Project category: Remodel/Renovation (completed October 2004)
Chief administrator: Ken White, President and CEO, (905) 848-7562
Firm: Perkins Eastman Black Architects, Inc., (416) 506-1500
Design team: Susan Black, Principal-in-Charge; Nadia Tobia, Project Director, Designer; Constantine Zografos, Designer; Victor Peralto, Construction Administration
Photography: Ben Rahn/A-Frame
Total building area (sq. ft.): 3,000 (Phase I)
Construction cost/sq. ft.: $240 (Canadian)
Total construction cost (excluding land): $720,000 (Canadian)

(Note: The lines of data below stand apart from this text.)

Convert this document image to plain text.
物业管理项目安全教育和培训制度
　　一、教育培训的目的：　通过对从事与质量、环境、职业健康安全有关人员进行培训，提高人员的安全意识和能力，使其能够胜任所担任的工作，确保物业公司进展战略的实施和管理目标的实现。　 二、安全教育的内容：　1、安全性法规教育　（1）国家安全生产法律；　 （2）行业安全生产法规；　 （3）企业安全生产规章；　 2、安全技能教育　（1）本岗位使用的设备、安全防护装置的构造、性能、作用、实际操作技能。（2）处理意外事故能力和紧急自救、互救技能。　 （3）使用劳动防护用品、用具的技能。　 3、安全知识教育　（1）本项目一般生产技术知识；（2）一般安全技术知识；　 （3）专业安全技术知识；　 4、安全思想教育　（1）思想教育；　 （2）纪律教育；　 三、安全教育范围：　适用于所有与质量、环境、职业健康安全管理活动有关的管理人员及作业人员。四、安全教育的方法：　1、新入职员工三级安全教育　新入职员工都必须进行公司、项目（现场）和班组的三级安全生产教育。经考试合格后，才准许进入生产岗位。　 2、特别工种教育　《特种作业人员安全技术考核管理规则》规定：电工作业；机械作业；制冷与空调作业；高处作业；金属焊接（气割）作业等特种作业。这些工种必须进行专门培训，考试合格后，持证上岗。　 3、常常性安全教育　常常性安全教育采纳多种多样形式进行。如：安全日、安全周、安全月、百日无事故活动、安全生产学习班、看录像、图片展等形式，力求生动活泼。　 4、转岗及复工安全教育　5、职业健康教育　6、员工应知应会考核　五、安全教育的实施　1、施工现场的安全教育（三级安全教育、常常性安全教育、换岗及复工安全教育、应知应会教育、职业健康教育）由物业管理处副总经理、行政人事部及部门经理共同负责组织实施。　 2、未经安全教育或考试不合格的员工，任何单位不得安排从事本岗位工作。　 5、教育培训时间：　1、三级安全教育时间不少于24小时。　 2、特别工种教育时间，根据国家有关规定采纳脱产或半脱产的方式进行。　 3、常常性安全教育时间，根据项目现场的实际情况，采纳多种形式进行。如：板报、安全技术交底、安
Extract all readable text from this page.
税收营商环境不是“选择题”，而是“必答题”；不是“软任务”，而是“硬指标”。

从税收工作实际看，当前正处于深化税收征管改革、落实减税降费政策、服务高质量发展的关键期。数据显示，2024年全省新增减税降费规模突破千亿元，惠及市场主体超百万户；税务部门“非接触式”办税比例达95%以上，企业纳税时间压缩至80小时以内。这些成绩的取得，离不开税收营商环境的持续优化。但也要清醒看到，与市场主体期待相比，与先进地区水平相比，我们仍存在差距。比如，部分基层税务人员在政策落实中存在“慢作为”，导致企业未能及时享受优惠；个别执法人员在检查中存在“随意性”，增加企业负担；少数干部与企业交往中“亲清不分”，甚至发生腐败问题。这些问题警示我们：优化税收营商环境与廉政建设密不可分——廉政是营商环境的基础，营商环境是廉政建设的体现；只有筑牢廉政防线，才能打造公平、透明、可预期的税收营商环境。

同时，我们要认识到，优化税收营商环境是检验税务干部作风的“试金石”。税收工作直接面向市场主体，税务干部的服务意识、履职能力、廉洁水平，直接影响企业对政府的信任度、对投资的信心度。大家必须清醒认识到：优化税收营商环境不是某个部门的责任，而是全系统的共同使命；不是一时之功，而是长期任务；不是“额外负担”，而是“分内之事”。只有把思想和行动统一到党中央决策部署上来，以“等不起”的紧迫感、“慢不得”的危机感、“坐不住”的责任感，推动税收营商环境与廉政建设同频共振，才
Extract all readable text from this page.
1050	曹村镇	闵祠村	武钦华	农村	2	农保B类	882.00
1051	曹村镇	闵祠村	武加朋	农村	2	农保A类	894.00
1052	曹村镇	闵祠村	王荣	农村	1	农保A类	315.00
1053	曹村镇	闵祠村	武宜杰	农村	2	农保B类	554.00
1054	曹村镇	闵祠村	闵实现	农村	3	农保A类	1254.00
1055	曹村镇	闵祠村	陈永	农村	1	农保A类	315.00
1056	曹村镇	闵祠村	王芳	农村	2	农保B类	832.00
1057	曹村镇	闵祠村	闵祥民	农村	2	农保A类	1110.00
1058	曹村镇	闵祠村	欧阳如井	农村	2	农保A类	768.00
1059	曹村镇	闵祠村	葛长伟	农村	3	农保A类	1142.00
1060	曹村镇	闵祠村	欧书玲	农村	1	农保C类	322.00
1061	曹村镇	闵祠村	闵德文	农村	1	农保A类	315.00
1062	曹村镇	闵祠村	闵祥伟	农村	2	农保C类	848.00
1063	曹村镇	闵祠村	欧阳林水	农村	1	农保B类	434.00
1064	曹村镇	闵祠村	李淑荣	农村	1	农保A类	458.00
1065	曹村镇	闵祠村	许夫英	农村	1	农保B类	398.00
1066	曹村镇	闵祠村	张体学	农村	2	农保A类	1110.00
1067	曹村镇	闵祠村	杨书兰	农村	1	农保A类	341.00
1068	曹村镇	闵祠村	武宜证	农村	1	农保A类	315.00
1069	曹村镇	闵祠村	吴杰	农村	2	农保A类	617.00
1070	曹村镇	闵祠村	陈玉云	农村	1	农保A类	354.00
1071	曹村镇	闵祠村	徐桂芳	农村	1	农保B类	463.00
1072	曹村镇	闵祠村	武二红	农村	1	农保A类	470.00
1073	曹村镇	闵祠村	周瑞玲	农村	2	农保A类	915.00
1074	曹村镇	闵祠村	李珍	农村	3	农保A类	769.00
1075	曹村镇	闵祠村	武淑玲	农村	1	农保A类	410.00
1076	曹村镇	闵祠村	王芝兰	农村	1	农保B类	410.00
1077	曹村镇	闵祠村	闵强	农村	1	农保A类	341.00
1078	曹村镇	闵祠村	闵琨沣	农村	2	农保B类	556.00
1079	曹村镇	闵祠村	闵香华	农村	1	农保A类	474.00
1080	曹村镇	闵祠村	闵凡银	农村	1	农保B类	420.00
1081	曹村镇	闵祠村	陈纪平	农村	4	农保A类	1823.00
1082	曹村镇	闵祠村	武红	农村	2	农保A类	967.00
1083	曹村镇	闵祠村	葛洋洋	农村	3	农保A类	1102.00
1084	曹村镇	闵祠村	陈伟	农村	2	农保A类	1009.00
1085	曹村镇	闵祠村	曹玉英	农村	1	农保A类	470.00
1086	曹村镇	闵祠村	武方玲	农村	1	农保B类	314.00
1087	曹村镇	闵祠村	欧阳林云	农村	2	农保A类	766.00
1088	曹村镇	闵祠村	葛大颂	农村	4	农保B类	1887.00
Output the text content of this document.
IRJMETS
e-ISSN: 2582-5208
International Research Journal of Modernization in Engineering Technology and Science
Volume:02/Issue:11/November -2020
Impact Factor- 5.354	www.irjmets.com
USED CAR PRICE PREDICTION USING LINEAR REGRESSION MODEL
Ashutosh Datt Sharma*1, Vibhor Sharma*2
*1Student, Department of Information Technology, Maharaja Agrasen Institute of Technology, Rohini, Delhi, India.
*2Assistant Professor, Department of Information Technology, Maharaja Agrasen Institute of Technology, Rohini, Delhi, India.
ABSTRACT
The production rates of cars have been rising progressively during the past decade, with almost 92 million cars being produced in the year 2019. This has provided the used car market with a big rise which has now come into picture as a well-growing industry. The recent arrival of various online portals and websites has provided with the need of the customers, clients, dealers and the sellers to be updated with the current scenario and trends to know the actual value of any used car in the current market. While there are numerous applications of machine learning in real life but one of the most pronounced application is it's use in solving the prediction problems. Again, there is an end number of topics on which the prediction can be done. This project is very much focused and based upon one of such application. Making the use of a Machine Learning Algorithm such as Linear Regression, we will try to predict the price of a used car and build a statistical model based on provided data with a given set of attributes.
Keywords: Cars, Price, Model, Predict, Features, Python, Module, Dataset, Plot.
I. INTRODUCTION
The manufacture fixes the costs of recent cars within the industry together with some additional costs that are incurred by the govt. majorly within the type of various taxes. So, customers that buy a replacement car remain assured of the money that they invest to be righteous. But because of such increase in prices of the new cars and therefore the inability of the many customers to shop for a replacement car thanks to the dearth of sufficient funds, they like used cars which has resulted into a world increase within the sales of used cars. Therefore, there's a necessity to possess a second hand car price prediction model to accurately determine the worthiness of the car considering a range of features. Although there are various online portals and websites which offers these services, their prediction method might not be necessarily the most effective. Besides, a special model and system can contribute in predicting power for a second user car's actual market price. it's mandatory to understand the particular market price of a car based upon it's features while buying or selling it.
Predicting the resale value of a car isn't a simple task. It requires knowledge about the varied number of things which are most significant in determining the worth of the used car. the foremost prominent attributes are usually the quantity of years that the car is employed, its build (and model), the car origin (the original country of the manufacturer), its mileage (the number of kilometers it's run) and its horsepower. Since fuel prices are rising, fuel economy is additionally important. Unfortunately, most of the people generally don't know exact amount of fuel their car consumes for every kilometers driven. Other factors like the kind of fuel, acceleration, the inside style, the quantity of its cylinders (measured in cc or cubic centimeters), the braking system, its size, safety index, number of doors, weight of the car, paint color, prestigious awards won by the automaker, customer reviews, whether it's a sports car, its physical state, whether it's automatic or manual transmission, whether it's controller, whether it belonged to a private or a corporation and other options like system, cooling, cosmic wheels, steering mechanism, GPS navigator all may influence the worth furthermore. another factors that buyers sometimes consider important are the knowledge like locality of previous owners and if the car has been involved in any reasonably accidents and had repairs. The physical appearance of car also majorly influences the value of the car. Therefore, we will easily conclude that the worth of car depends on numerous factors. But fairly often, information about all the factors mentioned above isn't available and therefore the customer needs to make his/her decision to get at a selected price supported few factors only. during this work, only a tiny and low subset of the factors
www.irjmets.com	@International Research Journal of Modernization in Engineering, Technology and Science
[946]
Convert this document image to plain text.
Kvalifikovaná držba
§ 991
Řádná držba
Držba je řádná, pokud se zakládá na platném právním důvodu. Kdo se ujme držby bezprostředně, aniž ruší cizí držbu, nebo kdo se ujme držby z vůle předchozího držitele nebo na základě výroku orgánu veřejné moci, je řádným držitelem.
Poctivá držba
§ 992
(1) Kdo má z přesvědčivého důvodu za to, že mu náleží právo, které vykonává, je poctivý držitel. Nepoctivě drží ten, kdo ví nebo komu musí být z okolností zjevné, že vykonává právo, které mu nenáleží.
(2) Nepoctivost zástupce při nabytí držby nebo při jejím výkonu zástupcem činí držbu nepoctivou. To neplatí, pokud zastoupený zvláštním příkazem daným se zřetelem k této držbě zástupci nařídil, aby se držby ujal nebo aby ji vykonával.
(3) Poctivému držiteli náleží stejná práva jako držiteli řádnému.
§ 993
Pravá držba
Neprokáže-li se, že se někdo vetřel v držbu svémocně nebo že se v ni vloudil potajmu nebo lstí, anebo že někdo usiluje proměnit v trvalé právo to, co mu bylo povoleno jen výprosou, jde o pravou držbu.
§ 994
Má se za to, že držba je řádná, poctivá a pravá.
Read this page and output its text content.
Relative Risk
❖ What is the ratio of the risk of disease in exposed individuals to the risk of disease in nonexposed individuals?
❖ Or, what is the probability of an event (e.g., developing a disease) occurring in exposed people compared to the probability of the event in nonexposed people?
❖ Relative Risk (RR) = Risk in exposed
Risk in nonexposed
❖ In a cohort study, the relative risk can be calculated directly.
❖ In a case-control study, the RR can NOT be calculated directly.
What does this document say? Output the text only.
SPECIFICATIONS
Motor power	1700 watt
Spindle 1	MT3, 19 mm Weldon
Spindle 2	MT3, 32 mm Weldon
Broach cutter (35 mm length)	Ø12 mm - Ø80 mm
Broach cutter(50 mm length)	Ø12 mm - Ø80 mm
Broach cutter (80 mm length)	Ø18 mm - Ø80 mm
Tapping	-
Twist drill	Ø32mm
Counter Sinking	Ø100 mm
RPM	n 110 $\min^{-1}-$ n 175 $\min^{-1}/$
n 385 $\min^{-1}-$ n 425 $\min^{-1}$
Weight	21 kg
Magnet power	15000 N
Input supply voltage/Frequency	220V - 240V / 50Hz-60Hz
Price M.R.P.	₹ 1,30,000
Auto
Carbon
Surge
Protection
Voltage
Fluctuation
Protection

The concept is evocative of a wellness center or even a spa. The skylighted space with details of warm wood and curves has an overall fluidity, far from the typical maze of hospital corridors. Nothing says clinic. Nothing says hospital. Patients might think they are waiting for a massage or beauty treatment rather than a bone-density scan. The first impression is of hospitality. A long, cantilevered reception desk in two shades of wood defined by floating glass panels allows ample room for patients verifying appointments.
Patients are ushered into a change room, where custom robes and a private sink provide the opportunity to freshen up and remove deodorant, especially before mammograms. Barrier-free considerations include careful spatial design and details such as exam tables that can be electronically raised and lowered. Waves of ephemeral curtains separate the more public waiting area from the internal “client” corridor, again reinforcing the soothing feeling of a spa.
A gallery of photos featuring women from all walks of life, of all ages, and of all ethnic backgrounds provides a positive distraction. The seating is classic Bertoias with special back pads, in an environment filled with light and green. Calming music plays in the background.
“Teaming toward design” is not new to Trillium Health Centre, so the evolution of a spa-like environment for this women's health center came quite naturally. Testimonials from visitors, staff, physicians and, most of all, patients confirm that this design is indeed a success and that going beyond traditional models of healthcare design can make positive differences in how everyone feels.